After all, Twitter has been plagued by bots, trolls, misinformation and harassment for several years, and was a major front in the election interference campaign that started in 2016. Its troubles have continued since - there are currently a large number of accounts still confidently tweeting that the school shooting in Parkland, Florida, was a false flag, and that student-activist David Hoggis a "crisis actor."
Here, we might extend a special thank-you to Russia, which saw that we had the beginnings of a conversational cold and proceeded to give us the equivalent of partisan food poisoning to go along with it. But that country's ability to do so was in large part because of social media's unsalutary influence.
Experts are split on whether the battle against online misinformation can ever be won. According to any of the four measures that Dorsey cited, the platform certainly seems to be faring poorly - a cursory click on any of its "trending" topics will confirm that "shared reality" and "receptivity" are particular trouble spots.

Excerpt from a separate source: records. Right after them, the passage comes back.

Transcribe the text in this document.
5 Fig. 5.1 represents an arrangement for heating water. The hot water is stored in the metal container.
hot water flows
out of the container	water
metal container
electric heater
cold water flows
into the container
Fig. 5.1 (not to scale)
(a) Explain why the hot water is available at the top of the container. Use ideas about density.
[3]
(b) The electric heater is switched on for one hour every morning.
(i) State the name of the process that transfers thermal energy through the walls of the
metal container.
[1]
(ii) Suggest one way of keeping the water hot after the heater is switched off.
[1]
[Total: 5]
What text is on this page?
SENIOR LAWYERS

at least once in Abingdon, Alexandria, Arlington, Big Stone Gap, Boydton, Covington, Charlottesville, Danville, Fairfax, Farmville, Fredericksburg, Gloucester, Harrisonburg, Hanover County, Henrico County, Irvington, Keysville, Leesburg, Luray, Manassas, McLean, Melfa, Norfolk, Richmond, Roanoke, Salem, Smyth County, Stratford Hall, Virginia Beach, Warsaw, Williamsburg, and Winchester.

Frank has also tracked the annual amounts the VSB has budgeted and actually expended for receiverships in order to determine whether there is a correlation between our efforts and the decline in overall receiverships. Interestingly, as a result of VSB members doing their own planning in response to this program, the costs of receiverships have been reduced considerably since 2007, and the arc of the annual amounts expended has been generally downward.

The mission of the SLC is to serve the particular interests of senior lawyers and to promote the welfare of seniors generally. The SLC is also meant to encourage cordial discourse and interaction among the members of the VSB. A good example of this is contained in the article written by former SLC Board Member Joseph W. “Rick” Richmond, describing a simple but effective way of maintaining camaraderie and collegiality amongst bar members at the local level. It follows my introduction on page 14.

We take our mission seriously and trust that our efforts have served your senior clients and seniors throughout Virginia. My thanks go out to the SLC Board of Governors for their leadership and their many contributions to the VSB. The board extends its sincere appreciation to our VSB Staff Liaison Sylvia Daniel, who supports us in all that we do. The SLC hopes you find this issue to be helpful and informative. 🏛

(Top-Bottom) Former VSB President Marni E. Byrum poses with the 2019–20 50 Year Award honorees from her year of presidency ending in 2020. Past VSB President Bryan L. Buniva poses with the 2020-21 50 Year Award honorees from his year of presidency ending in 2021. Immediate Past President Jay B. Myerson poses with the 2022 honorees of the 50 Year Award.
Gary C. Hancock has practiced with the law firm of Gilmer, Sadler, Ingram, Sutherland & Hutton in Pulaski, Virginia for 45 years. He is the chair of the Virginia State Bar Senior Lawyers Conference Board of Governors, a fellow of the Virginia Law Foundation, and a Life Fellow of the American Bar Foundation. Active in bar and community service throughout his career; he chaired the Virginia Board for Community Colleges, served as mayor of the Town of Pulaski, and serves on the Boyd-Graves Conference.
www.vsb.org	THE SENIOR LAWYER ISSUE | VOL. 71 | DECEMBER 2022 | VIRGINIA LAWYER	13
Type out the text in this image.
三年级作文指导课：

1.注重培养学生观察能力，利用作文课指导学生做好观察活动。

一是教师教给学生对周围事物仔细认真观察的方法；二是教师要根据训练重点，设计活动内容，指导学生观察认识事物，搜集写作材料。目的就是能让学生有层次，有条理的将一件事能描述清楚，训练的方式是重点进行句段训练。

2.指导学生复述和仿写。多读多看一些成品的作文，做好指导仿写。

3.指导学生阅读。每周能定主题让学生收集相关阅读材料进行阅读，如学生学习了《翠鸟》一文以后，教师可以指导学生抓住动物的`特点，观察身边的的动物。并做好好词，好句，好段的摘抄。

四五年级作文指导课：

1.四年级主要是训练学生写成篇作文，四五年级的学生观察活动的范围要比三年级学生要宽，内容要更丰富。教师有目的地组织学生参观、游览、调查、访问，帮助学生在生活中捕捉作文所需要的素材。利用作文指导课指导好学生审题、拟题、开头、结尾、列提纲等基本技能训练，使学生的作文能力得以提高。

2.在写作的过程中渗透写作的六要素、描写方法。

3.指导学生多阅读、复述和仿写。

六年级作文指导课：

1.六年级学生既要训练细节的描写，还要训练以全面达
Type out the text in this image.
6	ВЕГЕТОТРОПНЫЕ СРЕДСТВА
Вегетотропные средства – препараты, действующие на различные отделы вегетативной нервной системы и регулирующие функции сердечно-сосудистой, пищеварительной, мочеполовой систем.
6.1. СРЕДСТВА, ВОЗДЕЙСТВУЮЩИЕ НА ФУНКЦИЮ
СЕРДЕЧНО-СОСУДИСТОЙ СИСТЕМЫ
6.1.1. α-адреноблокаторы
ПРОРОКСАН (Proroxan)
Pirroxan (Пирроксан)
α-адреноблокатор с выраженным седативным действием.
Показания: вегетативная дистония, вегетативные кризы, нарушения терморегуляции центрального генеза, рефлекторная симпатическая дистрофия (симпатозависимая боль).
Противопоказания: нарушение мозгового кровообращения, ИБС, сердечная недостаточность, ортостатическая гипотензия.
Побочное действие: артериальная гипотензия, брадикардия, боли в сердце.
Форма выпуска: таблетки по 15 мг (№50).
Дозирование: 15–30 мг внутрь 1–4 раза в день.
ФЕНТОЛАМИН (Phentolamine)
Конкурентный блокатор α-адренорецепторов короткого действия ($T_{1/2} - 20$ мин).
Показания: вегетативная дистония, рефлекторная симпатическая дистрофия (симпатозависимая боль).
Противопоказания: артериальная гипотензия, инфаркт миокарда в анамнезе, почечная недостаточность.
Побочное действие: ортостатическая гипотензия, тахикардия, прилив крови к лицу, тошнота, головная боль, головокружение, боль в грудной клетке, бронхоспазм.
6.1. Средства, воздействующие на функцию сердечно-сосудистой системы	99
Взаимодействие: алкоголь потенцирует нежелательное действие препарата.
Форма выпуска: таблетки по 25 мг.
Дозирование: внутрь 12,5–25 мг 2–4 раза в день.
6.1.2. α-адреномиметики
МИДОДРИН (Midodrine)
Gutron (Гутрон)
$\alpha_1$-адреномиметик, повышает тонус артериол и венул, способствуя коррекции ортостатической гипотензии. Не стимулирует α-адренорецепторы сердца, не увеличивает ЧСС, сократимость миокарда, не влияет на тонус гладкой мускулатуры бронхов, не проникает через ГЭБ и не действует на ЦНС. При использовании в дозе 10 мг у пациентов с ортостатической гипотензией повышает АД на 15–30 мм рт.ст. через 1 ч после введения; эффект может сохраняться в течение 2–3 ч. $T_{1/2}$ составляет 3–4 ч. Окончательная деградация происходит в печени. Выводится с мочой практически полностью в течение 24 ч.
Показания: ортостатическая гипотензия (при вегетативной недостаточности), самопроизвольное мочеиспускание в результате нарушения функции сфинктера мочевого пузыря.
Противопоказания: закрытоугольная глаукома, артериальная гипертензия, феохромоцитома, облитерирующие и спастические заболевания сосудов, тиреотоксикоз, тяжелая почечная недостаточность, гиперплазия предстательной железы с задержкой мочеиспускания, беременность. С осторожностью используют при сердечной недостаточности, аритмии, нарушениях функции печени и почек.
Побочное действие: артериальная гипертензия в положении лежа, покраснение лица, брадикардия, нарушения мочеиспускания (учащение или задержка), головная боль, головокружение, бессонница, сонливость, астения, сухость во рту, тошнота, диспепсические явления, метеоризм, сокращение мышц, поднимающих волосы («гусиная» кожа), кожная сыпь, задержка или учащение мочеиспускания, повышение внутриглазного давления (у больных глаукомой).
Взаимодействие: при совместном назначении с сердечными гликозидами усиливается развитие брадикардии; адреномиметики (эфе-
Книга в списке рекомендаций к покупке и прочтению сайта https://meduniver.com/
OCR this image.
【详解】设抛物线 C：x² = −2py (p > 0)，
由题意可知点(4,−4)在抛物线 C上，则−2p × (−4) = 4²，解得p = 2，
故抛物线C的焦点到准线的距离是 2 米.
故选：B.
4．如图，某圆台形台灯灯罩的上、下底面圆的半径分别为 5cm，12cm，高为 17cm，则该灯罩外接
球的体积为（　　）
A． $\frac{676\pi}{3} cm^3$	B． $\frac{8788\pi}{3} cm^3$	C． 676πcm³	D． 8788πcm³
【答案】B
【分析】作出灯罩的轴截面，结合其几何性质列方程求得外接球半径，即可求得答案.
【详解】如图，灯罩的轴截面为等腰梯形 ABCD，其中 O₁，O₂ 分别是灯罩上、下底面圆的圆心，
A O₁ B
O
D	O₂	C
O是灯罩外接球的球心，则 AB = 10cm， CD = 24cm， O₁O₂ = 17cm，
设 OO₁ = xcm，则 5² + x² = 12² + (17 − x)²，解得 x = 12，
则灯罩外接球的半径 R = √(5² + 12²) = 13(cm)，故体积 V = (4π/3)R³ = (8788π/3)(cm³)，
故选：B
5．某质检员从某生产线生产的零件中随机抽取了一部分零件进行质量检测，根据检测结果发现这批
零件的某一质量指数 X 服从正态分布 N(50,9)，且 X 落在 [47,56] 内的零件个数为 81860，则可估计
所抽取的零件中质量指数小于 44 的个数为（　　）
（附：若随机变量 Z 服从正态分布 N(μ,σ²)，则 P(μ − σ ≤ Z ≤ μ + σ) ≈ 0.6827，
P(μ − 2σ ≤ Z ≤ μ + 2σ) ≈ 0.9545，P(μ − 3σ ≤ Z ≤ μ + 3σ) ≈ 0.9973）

As a whole, the United States doesn't seem to be doing much better, judging by the partisan nature of our public debates and the inflammatory statements emanating from the Twitter feed of our highest public official.
Still, there are reasons for hope as well as cynicism. For a while, social media - Twitter included - has seemingly functioned primarily as a vector of incivility. Bad actors have been allowed to flourish on the platform, commitments to change have been made and forgotten, and offences to our social health have been allowed to mount as long as they resulted in user growth and "engagement" - the metrics that shareholders have actually valued.
But let's give Dorsey some credit. His call for outside input could signal the beginning of true public accountability. This invitation for external suggestions and oversight may actually be Twitter's way of pressuring itself to follow through, knowing that less sympathetic parties will be watching.
It may not turn out to be exactly what the doctor ordered, but it's a start.
- Christine Emba is an opinion columnist for the Washington Post.